В горней тишине все ведет нас к этой пресловутой третьей части, чья-то ничейная роза, какая-то роза ничья.

Однако, дорогой Томас Манн, я ведь проповедую обращенному, ибо знаю, что вы со мной согласны. Вы не против, если я выключу радио? Под конец Бетховен меня утомляет. Особенно эта бесконечная трель перед финальной вариацией. Бетховен отсылает меня к небытию; к компасу Востока, к прошлому, к болезни и к будущему. Здесь жизнь заканчивается на тонике; просто pianissimo, в тональности до мажор, чистое трезвучие, а следом вздох кварты. И небытие.

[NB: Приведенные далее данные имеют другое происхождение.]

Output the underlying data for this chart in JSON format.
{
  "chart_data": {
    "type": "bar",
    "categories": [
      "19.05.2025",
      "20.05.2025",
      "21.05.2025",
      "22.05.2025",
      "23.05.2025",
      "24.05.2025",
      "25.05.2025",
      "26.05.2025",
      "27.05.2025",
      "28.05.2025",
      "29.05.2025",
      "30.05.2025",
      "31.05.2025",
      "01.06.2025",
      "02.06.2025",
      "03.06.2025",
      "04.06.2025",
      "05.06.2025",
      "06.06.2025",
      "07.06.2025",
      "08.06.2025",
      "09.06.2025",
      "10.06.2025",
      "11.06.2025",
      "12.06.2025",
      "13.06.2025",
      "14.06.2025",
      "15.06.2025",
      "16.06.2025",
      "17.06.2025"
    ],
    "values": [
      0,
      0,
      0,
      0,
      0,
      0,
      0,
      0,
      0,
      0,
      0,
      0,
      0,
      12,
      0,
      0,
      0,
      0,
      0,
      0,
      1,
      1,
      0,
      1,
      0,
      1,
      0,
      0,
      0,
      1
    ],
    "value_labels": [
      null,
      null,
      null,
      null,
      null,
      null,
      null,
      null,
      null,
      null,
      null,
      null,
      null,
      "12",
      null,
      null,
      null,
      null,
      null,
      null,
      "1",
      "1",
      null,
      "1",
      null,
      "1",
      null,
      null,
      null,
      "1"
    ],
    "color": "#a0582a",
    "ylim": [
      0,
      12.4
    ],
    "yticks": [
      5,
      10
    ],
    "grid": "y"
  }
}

Главное, не потерять направление на восток. Франц, не теряй направление на восток. Выключи радио, прекращай разговаривать вслух с волшебным призраком Манна. Манн – друг Бруно Вальтера[517]517
  Бруно Вальтер (1876–1962) – немецкий оперный и симфонический дирижер и пианист, с 1939 г. жил в США. Вальтер – давний друг Томаса Манна, в Мюнхене они жили по соседству, их дети ходили в одну школу. В 1913–1922 гг. Вальтер был «генеральмузикдиректором» Баварской оперы. Поздравляя великого дирижера с его семидесятилетием, писатель заметил: «Будь я рожден музыкантом, я сочинял бы музыку, как Цезарь Франк, и дирижировал – как ты».


[Закрыть]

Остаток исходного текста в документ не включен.